If you have never had this bread before try it and experiment with the fillings and the toppings.

It works perfectly with grilled peppers, Tunisian mashwi salad and even hummus, not to forget yummy sandwiches

Servings: 8

Preparation Time: 12 minutes

Start to finish: 1 hour 22 minutes


  • 3 1/2 cups flour, all-purpose

  • 2 teaspoons honey

  • 1 1/2 teaspoons Himalayan salt

  • 1 1/2 teaspoons instant yeast

  • 1/4 cup olive oil

  • 1 1/3 cups warm water

  • 1 1/4 cups black olive

  • Extra oil for drizzling on the surface

  • 1 tablespoon flaked sea salt


* In a glass bowl mix the flour, salt, yeast, honey, olive oil and water and work with the hands until combined.
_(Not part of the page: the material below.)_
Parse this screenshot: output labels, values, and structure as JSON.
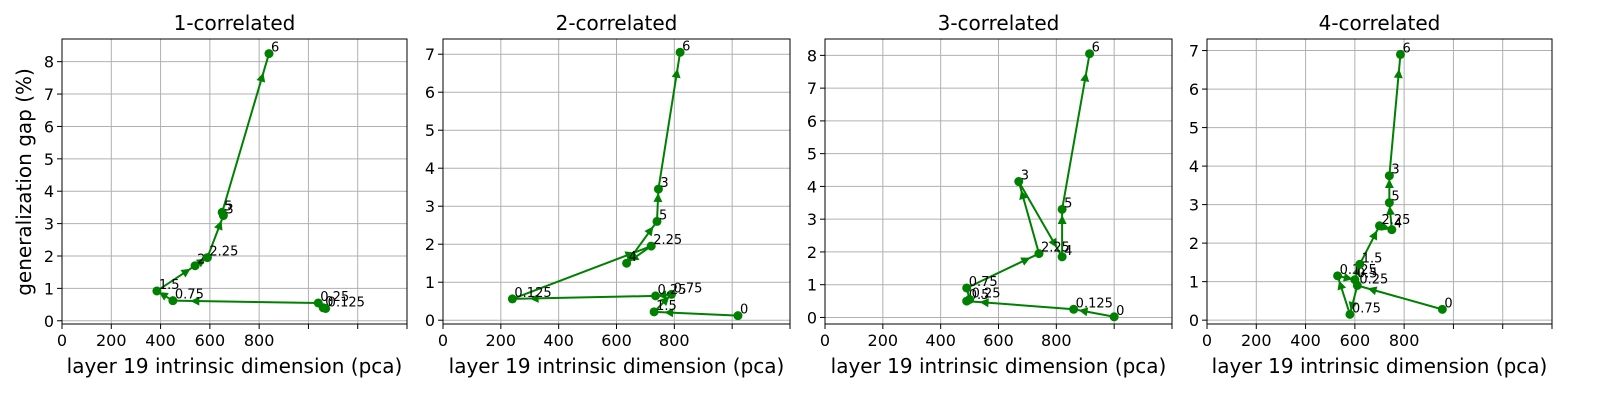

* Tip on the work surface and knead the dough for around 8 to 10 minutes until it is soft and elastic.

* Add the black olives and knead until combined.

* Place in an oiled glass bowl and cover with a kitchen towel or plastic wrap and keep in a warm place until doubled in size.

* Heat the oven to 200 C fan setting.

* When the dough has doubled knead it again for 1 minute then spread it on 35 cm diameter oiled round baking pan to a thickness of 2 cm then cover with plastic and let it rise for 20 mins.

* Sprinkle with sea salt and with the tip of the fingers gently press to create pockets.

* Drizzle with olive oil and bake for 20 minutes.

* Best served on the first day.


* It is essential to follow the proofing steps precisely.

* It is best consumed the first-day ad it dried out quickly.

* Experiment with fillings and toppings as mentioned in the introduction.

* You can freeze for up to 3 months.

Per Serving : 291 Calories; 10g Fat (29.7% calories from fat); 6g Protein; 45g Carbohydrate; 2g Dietary Fiber; 0mg Cholesterol; 1292mg Sodium.